“For every beast of the forest is mine, and the cattle upon a thousand hills. I know all the fowls of the mountains: and the wild beasts of the field are mine,” (Psa. 50:10-11). 

Evagrius of Pontus, one of the most influential theologians in the late fourth-century church said, “All created things are under the providence of God. Does not even one sparrow fall without the Father who is in heaven knowing?” God knows all creatures from the highest to the lowest, the least as well as the greatest. He knows the ravens and their young ones (Job 38:41), the drops of rain and dew which he perpetuates (Job 38:29), and every bird in the air. As Psalm 50:11 declares, “I know all the fowls in the mountains and the wild beasts in the field.”” 

The clouds are numbered in his wisdom (Job 38:37), as well as every worm in the earth, every drop of rain that falls to the ground, every flake of snow, every knot of hail, every sand upon the seashore, and every hair on our head. It is no more absurd to imagine that God knows them all than that God made them all; they are all the effects of his power as the stars which he calls by name or the most glorious angel and blessed spirit. God knows them as well as if there were none but them in particular for him to know. The least things were framed by his art as well as the greatest; the least things partake of his goodness as well as the greatest. He knows the work of his hands and his own goodness, and therefore all evidences of his goodness are stamped indelibly on all his creatures. 

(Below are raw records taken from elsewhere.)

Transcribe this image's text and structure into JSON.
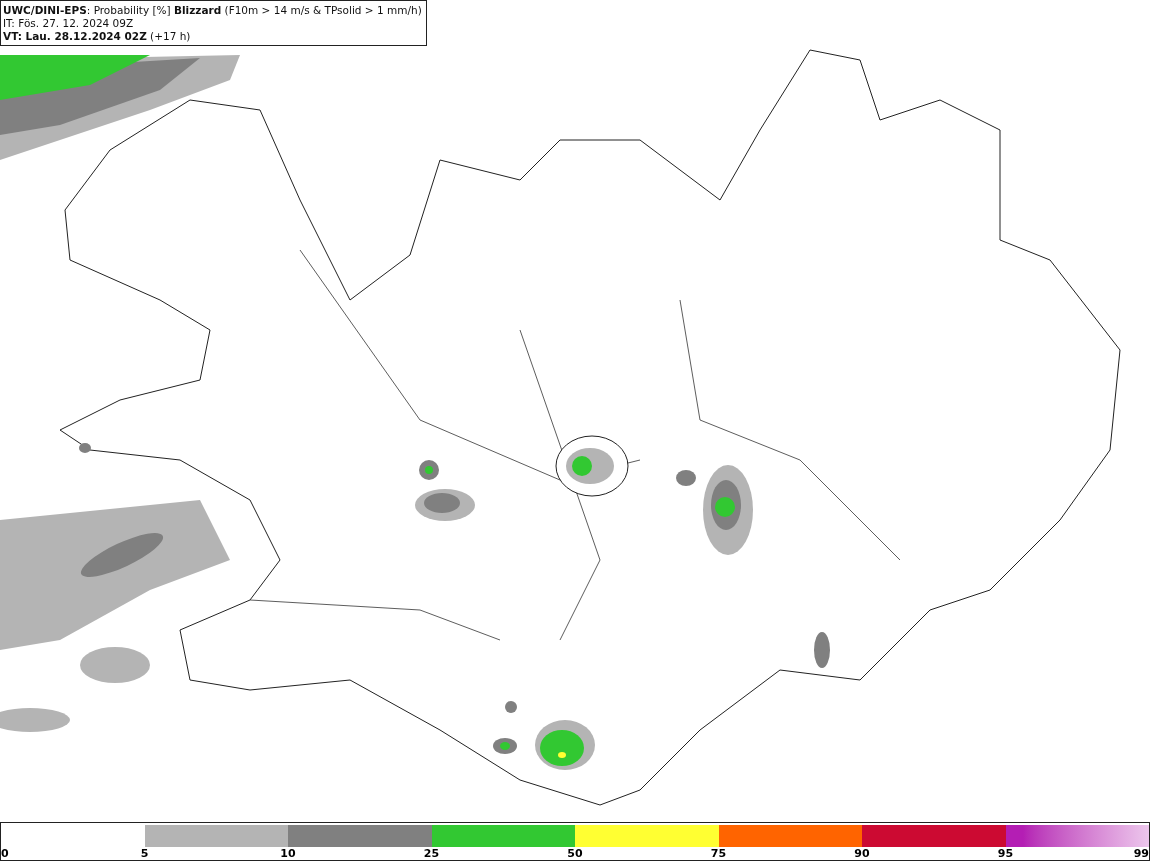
{
  "header": {
    "lines": [
      "**UWC/DINI-EPS**: Probability [%] **Blizzard** (F10m > 14 m/s & TPsolid > 1 mm/h)",
      "IT: Fös. 27. 12. 2024 09Z",
      "**VT: Lau. 28.12.2024 02Z** (+17 h)"
    ]
  },
  "legend": {
    "segments": [
      {
        "color": "#b4b4b4"
      },
      {
        "color": "#808080"
      },
      {
        "color": "#32c832"
      },
      {
        "color": "#ffff32"
      },
      {
        "color": "#ff6400"
      },
      {
        "color": "#cc0a32"
      },
      {
        "color": "#b41eb4",
        "kind": "gradient"
      }
    ],
    "ticks": [
      "0",
      "5",
      "10",
      "25",
      "50",
      "75",
      "90",
      "95",
      "99"
    ]
  }
}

Since his knowledge is infinite, it necessarily extends to those things which are at the greatest distance from him as well as to those which come nearest to not being. Since he did not lack the power to create, he cannot lack understanding to know everything he created, to the dispositions, qualities, and virtues of the minutest creature. Nor does the understanding of God diminish toward the vilest and most inconsiderable things, no more than man’s understanding is diminished by knowing the nature of the rankest poisons or understanding a fly or small insect. 

Stephen Charnock said, “Our knowledge of a deformed thing is not a deforming of our understanding but [rather] is beautiful in the knowledge, though not in the object; nor is there any fear that the understanding of God should become material by knowing material things, any more than our understandings lose their spirituality by knowing the nature of bodies.” 

Base things are not known by him to exclude the knowledge of the greater, nor are vile things governed by him to exclude the order of the better. The deformity of objects known by God do not deform him nor defile him; he does not view them without himself but within himself, in and through whom all things are beautiful.

All things – whether good or evil, great or small – exist to exalt your attributes of power and holiness and sovereignty and justice and goodness and wrath and all the rest. Our God reigns! 

Contemplations: 

  1. Lord, everything is under your sovereign ordination. Your dominion is supreme. You do all you please. You are sovereign over creation, which certainly includes me.
  1. Great God, you command the heavenly host and they worship you. You determine the beginning and end of all things (Isa. 46:10-11). You determine the destiny of men and angels (Rom. 8:29-30; Eph. 1:5, 11). You are sovereign over plants and animals, many of which you lead as armies, as “the Lord of hosts.”
  1. Lord, wicked people like the Medes and Persians, the Chaldeans (Hab. 1:5), King Nebuchadnezzar (Dan. 1), Herod (Matt. 2), the Jews that crucified the Messiah (Acts 2), and any other appointed means you use to bring about your intended end all exalt your character. You are sovereign and you ordain them to fulfill your will as you determined it.